CIREBON – Direktorat Jenderal Bina Pembangunan Daerah Kementerian Dalam Negeri melakukan asistensi dan supervisi integrasi kebijakan ketangguhan bencana banjir dalam Dokumen Perencanaan Pembangunan Daerah (Dokrenda), Kamis (20/6/2024) di The Luxton Cirebon Hotel.
Pertemuan tersebut merupakan upaya pemerintah pusat untuk mendorong pemerintah daerah dalam mengoptimalkan perencanaan pembangunan berbasis pengurangan risiko bencana.
Rapat ini dibuka dan dipimpin Direktur Jenderal Bina Pembangunan Daerah Restuardy Daud dengan menyampaikan salah satu topik ketangguhan (resilience) bencana menjadi tujuan utama dalam penanggulangan bencana banjir.
“Ketangguhan tidak hanya mencakup bagaimana masyarakat merespons potensi bahaya atau pun menyikapi bencana, tetapi juga kemudian kemampuan untuk pulih melanjutkan kehidupan normal kembali. Tangguh untuk mengantisipasi, tetapi juga tangguh untuk bangkit kembali pasca terjadinya bencana,” jelas Restuardy.
Lebih lanjut, Restuardy mengatakan perubahan paradigma dalam penanganan bencana yang sebelumnya responsif menjadi preventif dan yang sebelumnya sektoral menjadi tanggung jawab bersama atau multisektor.
“Jadi, bukan hanya menjadi tanggung jawab pemerintah pusat, melainkan menjadi tanggung jawab bersama dengan Pemerintah Daerah (Pemda) maupun masyarakat,” imbuh Restuardy.
Restuardy menegaskan Pemda dapat mengintegrasikan kebijakan ketangguhan dan penanganan bencana banjir ke dalam dokumen perencanaan pembangunan daerah.

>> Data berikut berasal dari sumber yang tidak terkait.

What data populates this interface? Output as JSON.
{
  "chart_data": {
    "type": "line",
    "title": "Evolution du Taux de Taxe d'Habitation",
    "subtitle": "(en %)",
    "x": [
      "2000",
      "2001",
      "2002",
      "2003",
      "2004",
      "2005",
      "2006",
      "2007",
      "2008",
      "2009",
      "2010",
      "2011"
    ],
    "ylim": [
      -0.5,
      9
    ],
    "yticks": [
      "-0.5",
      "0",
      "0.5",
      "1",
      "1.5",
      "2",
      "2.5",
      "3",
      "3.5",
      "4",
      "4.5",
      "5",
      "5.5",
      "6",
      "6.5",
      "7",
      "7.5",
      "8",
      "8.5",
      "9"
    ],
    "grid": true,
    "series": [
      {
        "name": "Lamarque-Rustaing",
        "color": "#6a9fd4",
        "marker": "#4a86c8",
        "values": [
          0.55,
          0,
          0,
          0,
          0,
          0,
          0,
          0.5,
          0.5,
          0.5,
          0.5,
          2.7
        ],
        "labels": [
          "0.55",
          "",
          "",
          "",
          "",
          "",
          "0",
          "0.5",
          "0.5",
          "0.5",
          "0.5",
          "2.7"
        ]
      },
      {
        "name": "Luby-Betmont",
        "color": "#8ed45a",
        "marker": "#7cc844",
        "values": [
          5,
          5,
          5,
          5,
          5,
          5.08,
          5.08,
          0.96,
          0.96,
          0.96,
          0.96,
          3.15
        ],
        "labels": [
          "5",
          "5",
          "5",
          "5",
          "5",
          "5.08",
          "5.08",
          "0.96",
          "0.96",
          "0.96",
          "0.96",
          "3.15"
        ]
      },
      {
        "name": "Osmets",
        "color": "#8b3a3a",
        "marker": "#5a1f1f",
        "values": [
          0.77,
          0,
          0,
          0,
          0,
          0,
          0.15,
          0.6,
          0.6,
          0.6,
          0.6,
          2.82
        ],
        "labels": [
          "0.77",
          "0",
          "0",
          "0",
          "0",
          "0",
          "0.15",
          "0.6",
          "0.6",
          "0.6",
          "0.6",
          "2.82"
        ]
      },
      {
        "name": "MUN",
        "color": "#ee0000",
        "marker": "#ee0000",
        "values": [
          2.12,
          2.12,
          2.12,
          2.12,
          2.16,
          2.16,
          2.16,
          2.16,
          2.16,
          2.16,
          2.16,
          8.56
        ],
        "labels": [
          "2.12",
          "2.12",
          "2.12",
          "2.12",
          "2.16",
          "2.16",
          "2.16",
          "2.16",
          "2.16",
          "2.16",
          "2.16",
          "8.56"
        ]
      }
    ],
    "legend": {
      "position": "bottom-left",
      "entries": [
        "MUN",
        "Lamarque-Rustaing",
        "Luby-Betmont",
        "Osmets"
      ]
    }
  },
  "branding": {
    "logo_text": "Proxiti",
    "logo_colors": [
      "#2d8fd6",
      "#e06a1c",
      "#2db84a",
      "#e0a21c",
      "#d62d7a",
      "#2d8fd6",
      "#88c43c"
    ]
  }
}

Pemda juga dianggap perlu melakukan identifikasi masalah pokok, membuat prioritas, dan strategi hingga rencana aksi yang kemudian diselaraskan dengan RPJMD.
Pemerintah daerah, kata Restuardy, dituntut untuk mendukung kebijakan nasional tersebut dengan meningkatkan investasi pengembangan infrastruktur kebencanaan guna mengurangi kerusakan-kerusakan yang diakibatkan oleh banjir serta biaya-biaya sosial ekonomi untuk keadaan darurat serta pemulihan pasca bencana.

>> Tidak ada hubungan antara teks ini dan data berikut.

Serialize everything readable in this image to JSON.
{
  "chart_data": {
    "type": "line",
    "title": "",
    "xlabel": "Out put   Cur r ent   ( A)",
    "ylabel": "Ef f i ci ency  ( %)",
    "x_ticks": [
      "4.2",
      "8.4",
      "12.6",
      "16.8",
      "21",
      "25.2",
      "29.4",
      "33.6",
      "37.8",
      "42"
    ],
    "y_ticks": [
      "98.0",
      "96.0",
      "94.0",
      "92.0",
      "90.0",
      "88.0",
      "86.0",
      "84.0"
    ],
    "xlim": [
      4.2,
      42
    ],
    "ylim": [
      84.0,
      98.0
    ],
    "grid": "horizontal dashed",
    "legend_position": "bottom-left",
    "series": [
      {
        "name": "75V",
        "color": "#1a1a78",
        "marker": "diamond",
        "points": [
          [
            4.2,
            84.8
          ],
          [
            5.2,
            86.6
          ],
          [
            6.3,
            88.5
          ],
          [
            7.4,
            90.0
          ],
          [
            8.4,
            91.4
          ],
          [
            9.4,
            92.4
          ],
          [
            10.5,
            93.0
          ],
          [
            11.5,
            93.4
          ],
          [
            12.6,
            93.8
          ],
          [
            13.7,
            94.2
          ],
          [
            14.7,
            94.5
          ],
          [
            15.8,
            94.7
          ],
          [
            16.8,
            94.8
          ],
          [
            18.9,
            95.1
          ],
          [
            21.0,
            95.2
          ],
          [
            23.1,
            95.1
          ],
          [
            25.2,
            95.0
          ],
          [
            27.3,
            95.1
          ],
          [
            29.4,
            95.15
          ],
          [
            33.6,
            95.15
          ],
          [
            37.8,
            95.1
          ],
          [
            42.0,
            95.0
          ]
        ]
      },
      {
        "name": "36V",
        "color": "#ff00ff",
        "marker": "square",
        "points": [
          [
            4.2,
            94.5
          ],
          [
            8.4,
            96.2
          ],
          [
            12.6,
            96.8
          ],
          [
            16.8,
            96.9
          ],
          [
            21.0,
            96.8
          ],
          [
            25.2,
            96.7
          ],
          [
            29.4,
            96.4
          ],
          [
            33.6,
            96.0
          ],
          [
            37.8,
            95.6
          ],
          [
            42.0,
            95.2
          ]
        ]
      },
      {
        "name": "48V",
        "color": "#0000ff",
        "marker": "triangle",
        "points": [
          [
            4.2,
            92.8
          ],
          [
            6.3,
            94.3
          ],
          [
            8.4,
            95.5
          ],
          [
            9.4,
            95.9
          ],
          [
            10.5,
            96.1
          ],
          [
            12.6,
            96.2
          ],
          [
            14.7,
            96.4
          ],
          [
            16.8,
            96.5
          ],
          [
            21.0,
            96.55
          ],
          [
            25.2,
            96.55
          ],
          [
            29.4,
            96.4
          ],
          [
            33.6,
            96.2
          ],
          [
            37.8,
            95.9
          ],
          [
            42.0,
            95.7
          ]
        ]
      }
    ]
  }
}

Sebagai gambaran, BNPB mencatat bahwa selama periode 2010-2020, rata-rata kerugian negara akibat bencana setiap tahunnya mencapai sebesar 22,8 triliun.
Hasil kajian Bappenas menunjukkan bahwa Indonesia berpotensi mengalami kerugian ekonomi hingga 544 triliun selama 2020-2024 akibat dampak perubahan iklim jika intervensi kebijakan tidak dilakukan.
“Kita dapat mengambil pelajaran untuk mengurangi potensi kerugian materiil maupun non materiil, yang mana terdapat sekitar 232.260 jiwa terdampak oleh bencana banjir,” terang Restuardy.
Sementara itu, sesuai mandat pada Inmendagri Nomor 2 Tahun 2024, Restuardy menyampaikan bahwa kepala daerah perlu melaksanakan kebijakan di bidang sumber daya air yang berorientasi mewujudkan ketahanan.
Peran aktif pemerintah daerah juga perlu didorong dalam mewujudkan tata kelola, kerja sama, dan diplomasi air. Upaya tersebut diwujudkan melalui peningkatan dialog, kerja sama, partisipasi, dan koordinasi semua pemangku kepentingan yang terkait dengan pengelolaan wilayah sungai, lintas batas wilayah sungai, danau, lahan basah (gambut/rawa), pulau-pulau kecil, serta akuifer air tanah.
Sedangkan upaya lainnya melalui pengembangan budaya dan kearifan lokal yang mendukung tata kelola air di wilayah masing-masing.
“Pemda dapat menyusun kebijakan dan program pencegahan serta pengelolaan banjir yang terpadu serta penting untuk mengintegrasikan ke dalam dokumen perencanaan pembangunan daerah dengan didukung alokasi anggaran yang memadai, serta peningkatan investasi pembiayaan infrastruktur kebencanaan,” pungkas Restuardy.
Pertemuan ini dihadiri oleh pemerintah pusat yaitu Kementerian PPN/Bappenas, Kementerian PUPR, Badan Penanggulangan Bencana Nasional, Kemendagri dan pemerintah daerah yaitu Provinsi DKI, Provinsi Banten, Provinsi Jabar, Provinsi Jateng, Provinsi Jatim, Provinsi NTB, Provinsi Kepulauan Riau, Provinsi Lampung, Provinsi Sumbar, Provinsi Sumsel, Provinsi Sumut dan kabupaten/kota terpilih.